If you include the pitching moment about the aerodynamic centre of lift (which may have been covered, too lazy to read it all again),

It was indeed covered. How much effort does it take to read through a thread before posting?

http://www.avcanada.ca/forums2/viewtopi ... 76#p810376
http://www.avcanada.ca/forums2/viewtopi ... 34#p810434
http://www.avcanada.ca/forums2/viewtopi ... 39#p810939

there is no question that the aircraft (even with a max aft C of G) will be pitching forward, needing a downward force on the elevator to counteract it.

If you stop being too lazy, and actually do the maths, then you'll find exactly the opposite.

[photofly]

(Mr Pitts put) the top wing (ahead of) the lower wing

The reason he did that was so that you could
get in and out of the airplane!
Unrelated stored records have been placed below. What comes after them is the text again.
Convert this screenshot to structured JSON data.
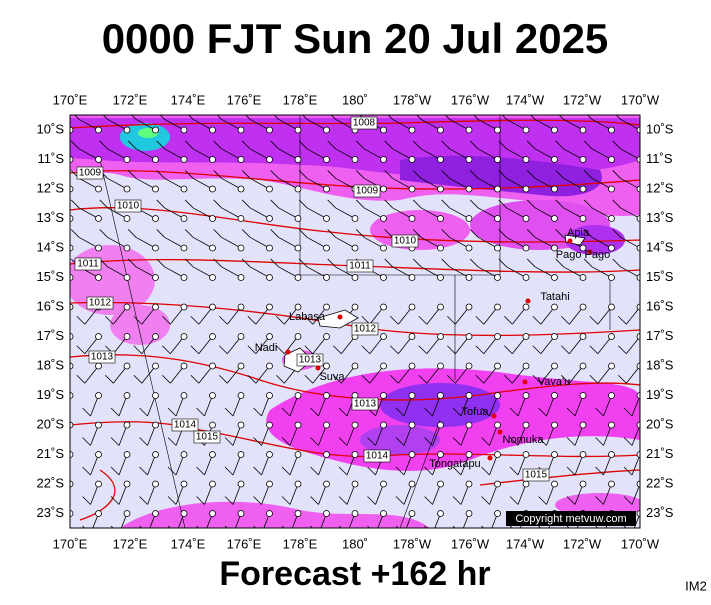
{
  "header": {
    "title": "0000 FJT Sun 20 Jul 2025"
  },
  "axis": {
    "lon_labels": [
      "170˚E",
      "172˚E",
      "174˚E",
      "176˚E",
      "178˚E",
      "180˚",
      "178˚W",
      "176˚W",
      "174˚W",
      "172˚W",
      "170˚W"
    ],
    "lat_labels": [
      "10˚S",
      "11˚S",
      "12˚S",
      "13˚S",
      "14˚S",
      "15˚S",
      "16˚S",
      "17˚S",
      "18˚S",
      "19˚S",
      "20˚S",
      "21˚S",
      "22˚S",
      "23˚S"
    ]
  },
  "isobars": [
    {
      "label": "1008"
    },
    {
      "label": "1009"
    },
    {
      "label": "1009"
    },
    {
      "label": "1010"
    },
    {
      "label": "1010"
    },
    {
      "label": "1011"
    },
    {
      "label": "1011"
    },
    {
      "label": "1012"
    },
    {
      "label": "1012"
    },
    {
      "label": "1013"
    },
    {
      "label": "1013"
    },
    {
      "label": "1013"
    },
    {
      "label": "1014"
    },
    {
      "label": "1015"
    },
    {
      "label": "1014"
    },
    {
      "label": "1015"
    }
  ],
  "places": [
    {
      "label": "Apia"
    },
    {
      "label": "Pago Pago"
    },
    {
      "label": "Tatahi"
    },
    {
      "label": "Labasa"
    },
    {
      "label": "Nadi"
    },
    {
      "label": "Suva"
    },
    {
      "label": "Vava'u"
    },
    {
      "label": "Tofua"
    },
    {
      "label": "Nomuka"
    },
    {
      "label": "Tongatapu"
    }
  ],
  "footer": {
    "forecast": "Forecast +162 hr",
    "copyright": "Copyright metvuw.com",
    "code": "IM2"
  }
}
The original version
of the airplane had flat-bottom wings. The round
wings came much later.

I'm not it matters much, frankly. The Beech Staggerwing
did it the other way 'round (top wing behind bottom wing)
and it flew just fine.

It's important when designing the aircraft to be stable; the Staggerwing proves the point that you can make the stability up elsewhere, but it makes a big difference. You might as well say that it's not very important that an aircraft has a tail, after all Concorde didn't have one and it flew just fine.

[Colonel Sanders]

There's all sort of nonsense in aircraft design, and
very little of it was engineering driven.

For example, back in the 1950's, Cessna had a
straight tail. Wonderfully effective. But then the
marketing suits got involved, and decided it would
look at lot racier if the tail was swept. So, we ended
up with the crappy configuration of today, with limited
rudder effectiveness.

Cessna aren't the only styling idiots. Piper decided in
the 1970's that their Cherokee 6 would look at lot
zoomier with a T-tail. Now, that required another 100+
lbs of metal to support the structure, and they ended
up with an inferior aircraft because the elevator was
now out of the slipstream. It was so bad, they eventually
scrapped it and went back to the conventional tail.

My point is that aircraft are not styled and designed by
Albert Einstein, which is the definite impression one could
get by reading AvCan.

I might remind the people here that Curtis Pitts inspected
welds for the USN during WWII, and B. D. Maule was a
mechanic. I am fairly certain that neither of these very
successful aircraft designers and manufacturers could
keep up with the conversation here, having met them both.

I can assure you that neither of them were Albert Einstien,
or even Richard Feynman.

[Colonel Sanders]

On the subject of stick vs chalk ...

Has Denker (or anyone else here) ever flown an
ultralight Challenger? What did you think of it's
flight characteristics?

[Chuck Ellsworth]

Has Denker (or anyone else here) ever flown an
ultralight Challenger? What did you think of it's
flight characteristics?

Oh dear God that was one of the most delightful aircraft I ever flew.

Such well balanced flight control response, made a Pitts feel like a dump truck with flat tires.